I started last week at the Annual Conference of BOND, the British platform of Development NGOs. On Friday I was at the first conference of the Berlin Center for Civil Society; an organisation with the ambition to become the platform of global NGOs – the magic circle of civil developement. I have just left Vienna where I attended a conference on the future of CSOs organised by Concord and Trialog – respectively the European platform of developemnt NGOs and  now I’m in Ljubljana for yet another conference on civil participation in Europe organised by the Council of Europe.

Without mentioning my conference tourism which has dramtically increased my enviromental footprint (you know people want me) what all these events have in common is the same question: What do we want civil society to become? 

In any case, civil society has grown impressively in the last 30 years. Globalization has given it an incredible boost in the last 15 years. The shock for success is manifesting and people wonder if their dreams become reality or just a nightmare.

The BOND conference showed how NGOs have become increasingly influential in domestic politics. Three senior politicians from the three main UK political parties discussed their respective development policies in the first plenary session. Very informative but just development for accountants: figues, figures, figures. The best line was: ‘We want a British development policy’. Actually they all forgot that development is a multi-stakeholder process. They mentioned the EU once and China and the US none.

Berlin was the best conference for the third sector I have attended: a small group of people, around 80 CEOs or chairs of multinational NGOs. Everything was cool and smart, easy and smooth. I’ve been to the World Social Forum in Porto Alegre, did the Civil G8 run by Putin, Civicus naturally, attended the launch of the platform of platforms by the French last year, and tried developing a global network of leaders at ACEVO. All failed at attempeting to build global civil society. Will Belin succeed where the other have failed?

The start is very good but it’s just an elite. I’m not sure such quality can be preserved when extending the platform to a broader audience. Perhaps they don’t want to. They just want to serve the magic circle of NGOs. At the moment Amnesty, Save, Oxfam, CBM and World Vision have subscribed their membership. Let’s see what will happen.

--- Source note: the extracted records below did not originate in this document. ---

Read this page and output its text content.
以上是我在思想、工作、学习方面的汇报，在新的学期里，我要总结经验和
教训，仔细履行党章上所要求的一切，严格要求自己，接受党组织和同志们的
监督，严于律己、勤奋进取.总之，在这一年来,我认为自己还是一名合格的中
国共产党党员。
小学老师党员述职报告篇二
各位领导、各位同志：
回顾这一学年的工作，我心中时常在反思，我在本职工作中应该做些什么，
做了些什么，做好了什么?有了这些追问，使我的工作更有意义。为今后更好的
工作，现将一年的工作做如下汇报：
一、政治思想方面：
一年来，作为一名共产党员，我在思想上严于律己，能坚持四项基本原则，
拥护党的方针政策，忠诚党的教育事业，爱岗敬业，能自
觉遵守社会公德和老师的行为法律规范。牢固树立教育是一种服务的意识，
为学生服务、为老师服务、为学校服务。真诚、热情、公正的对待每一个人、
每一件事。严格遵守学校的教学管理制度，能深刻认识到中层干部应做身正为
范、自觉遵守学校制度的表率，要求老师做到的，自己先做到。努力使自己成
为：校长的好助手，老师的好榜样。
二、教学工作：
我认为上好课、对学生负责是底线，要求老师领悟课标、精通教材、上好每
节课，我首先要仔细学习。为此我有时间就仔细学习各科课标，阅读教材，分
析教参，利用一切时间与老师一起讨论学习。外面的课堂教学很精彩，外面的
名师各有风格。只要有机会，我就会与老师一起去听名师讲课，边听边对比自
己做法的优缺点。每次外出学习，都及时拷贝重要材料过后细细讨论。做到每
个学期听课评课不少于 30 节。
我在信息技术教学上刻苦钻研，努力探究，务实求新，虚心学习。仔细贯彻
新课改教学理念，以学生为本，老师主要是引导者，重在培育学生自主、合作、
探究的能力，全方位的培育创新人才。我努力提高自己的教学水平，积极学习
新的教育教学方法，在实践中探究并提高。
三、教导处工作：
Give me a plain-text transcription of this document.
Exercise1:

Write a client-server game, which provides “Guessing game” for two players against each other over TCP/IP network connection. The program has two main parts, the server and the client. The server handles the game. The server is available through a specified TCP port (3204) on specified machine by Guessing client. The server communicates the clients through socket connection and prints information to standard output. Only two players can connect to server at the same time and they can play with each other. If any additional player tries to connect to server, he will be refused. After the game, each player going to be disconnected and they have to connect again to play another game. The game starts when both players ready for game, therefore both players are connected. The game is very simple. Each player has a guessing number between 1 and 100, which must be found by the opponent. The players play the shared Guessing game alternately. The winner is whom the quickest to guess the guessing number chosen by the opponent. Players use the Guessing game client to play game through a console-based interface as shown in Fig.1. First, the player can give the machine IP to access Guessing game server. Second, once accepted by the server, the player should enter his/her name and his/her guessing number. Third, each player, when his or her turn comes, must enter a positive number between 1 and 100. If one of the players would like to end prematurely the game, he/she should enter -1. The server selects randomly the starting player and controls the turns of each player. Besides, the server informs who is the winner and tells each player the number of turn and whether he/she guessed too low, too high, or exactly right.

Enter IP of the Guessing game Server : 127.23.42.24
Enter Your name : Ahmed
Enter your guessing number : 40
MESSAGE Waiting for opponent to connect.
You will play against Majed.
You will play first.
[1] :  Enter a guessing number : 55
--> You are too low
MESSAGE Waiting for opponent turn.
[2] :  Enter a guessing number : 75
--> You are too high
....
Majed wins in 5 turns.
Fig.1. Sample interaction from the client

History teaches us that they will turn into another Davos or Clinton Global Initiative or perish!

Vienna gives me the other side of the coin: the voice of small and middle side NGOs squeezed by the new global competion. They are composed of older generations of volunteers and militants. Species in extinction. They can compete with the new competitors but their passion is not enough to run efficient organisations.

Vienna was so depressing. Pessimism was infiltrated the event except for a minority of younger practitioners that I headed against the olders. It was a  fight between the generations that we are going to win. It doesn’t  mean that the winners are right. Let’s see what the last stop of my journey brings in Ljubljana.

While we are arguing with each other other, key issues are going to change the global environment in which we operate.  Climate change has become the priority in the international agenda, stealing the NGOs monopoly in saving the world as governments and business are leading on developing the green economy. At the same time new players are joining the aid arena: the BRICS. China today committed 10 million $ in aid for Africa at the Sino-African Forum. Emerging economies invest in developing countries without strings, making NGOs contribution just pinouts.

Out of developemnt and environment, NGOS will have to find new causes if they don’t want to find themselves out of business.

The world is changing and civil society has to change along with it. Even better if it leads the change.